In his famous message to the youth, he says “My message, especially to young people is to have courage to think differently, courage to invent, to travel the unexplored path, courage to discover the impossible and to conquer the problems and succeed. These are great qualities that they must work towards.”
His book: wings of fire has not only been an inspiration, but is said to have impacted lives.
“I learnt that in order to leave footprints on sands of time, you must not drag your feet” says 19 year old Prateek Bajaj who finds this book a window to leading and living a life with a purpose. “If the son of a fisherman can be the first citizen of this country, then what is stopping the youth to strive for perseverance and success through the qualities that he imbibed” he adds.
“I remember rushing behind a forever enigmatic figure with my copy of Wings Of Fire a couple of years ago. He had just finished motivating kids across the nation the umpteenth time and left his all too familiar e mail ID for us to get in touch with.
Perhaps, I'll remember that chase a little more now. But I'll not forget any other lessons he had.I'll remember Dr Kalam. In words and actions. And I'll see others do the same.” wrote Roshan Menon, a 20 year old on social media as a tribute to Dr.Kalaam.

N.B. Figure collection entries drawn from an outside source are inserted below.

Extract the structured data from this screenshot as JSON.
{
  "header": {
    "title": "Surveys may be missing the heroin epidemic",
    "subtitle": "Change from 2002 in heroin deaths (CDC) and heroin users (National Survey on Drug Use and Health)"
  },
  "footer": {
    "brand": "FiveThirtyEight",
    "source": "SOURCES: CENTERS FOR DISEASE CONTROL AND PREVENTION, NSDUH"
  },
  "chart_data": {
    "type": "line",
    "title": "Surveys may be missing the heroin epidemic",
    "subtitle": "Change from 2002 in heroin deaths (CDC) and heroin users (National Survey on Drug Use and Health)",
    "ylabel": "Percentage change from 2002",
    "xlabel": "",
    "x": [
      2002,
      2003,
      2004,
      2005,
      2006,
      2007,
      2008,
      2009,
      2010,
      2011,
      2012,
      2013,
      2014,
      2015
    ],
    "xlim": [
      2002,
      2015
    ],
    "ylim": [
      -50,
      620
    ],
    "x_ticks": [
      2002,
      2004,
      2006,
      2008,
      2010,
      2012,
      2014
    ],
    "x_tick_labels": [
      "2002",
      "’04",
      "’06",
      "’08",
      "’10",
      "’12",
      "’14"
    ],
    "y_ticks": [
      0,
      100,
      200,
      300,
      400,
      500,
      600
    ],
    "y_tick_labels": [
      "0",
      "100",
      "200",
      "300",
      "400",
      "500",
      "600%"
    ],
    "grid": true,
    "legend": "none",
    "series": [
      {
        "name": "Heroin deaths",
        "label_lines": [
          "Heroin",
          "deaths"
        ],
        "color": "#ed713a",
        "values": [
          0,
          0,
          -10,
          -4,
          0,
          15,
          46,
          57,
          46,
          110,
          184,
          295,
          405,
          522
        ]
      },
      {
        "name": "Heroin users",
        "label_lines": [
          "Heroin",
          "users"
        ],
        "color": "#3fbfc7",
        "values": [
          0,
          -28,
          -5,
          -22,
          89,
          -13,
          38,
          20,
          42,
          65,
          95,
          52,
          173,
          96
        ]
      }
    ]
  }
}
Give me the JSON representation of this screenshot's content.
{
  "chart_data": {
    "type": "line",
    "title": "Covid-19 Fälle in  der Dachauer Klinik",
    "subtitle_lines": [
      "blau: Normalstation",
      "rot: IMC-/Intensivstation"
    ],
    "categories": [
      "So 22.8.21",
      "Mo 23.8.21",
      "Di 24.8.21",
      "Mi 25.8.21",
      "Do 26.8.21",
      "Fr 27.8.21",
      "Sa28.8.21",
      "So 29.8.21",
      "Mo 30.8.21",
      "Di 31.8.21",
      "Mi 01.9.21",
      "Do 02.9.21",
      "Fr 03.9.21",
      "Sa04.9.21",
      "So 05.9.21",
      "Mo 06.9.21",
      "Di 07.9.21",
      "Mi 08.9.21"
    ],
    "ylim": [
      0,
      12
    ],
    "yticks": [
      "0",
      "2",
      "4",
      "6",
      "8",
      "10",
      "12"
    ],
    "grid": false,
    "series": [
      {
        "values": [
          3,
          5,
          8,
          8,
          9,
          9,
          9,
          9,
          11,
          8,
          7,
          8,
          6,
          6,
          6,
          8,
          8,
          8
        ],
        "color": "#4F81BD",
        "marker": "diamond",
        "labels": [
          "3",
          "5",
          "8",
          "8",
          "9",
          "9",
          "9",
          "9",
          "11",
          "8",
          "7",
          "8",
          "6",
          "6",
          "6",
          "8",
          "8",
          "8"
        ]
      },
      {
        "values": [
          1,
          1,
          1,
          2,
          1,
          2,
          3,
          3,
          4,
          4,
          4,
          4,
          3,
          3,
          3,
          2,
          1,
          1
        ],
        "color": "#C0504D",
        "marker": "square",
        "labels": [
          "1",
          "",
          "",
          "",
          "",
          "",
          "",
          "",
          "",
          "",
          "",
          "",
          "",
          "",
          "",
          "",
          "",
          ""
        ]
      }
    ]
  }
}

“You gave us the wings of fire. Today as you transcend back to space, where we all belong to- I assure you that your pyre will continue to ignite the billion young minds of this country. Rest in peace Dr Kalam.” says 22 year old Sahil Mathur who earlier heard the former president in one of the talks on Innovation.
In one of his press interviews, when Dr Kalaam was asked that since youth of this country feature among his many passions, what makes him so optimistic about them?
He answered by saying “it’s when children are 15, 16 or 17 that they decide whether they want to be a doctor, an engineer, a politician or go to the Mars or moon. That is the time they start having a dream and that’s the time you can work on them. You can help them shape their dreams. Tomorrow if I address a group of youngsters and talk about the flag flying in my heart and how I will uphold the dignity of the nation, I can get them to dream. But if I talk to people who are 40, 50 or 70 plus, it will not go down that well. I can get the youth to dream. They have fewer biases about society. ”
For the 20-21 year olds, Dr Kalaam was probably their first President, and soon he became the their grand teacher, whose every action, every spoken word, every passing thought was an inspiration. Srijan Pal Singh, Adviser Dr Kalaam was with him during his last hour. He recounts his former experience with the president as “Often he would ask me, “You are young, decide what will you like to be remembered for?” I kept thinking of new impressive answers, till one day I gave up and resorted to tit-for-tat. I asked him back, “First you tell me, what will you like to be remembered for? President, Scientist, Writer, Missile man, India 2020, Target 3 billion…. What?” I thought I had made the question easier by giving options, but he sprang on me a surprise. “Teacher”, he said.
Irony had its own turn, when even in his demise, he made a statement.
He was in the shoes of a teacher, among the young students in one of the untended regions of India.
To the Statesman extraordinaire, that was Dr APJ Abdul Kalam, we pay our deep reverence and heartfelt gratitude for serving the nation in all his capacity, so much so that his absence would be felt for time immemorial.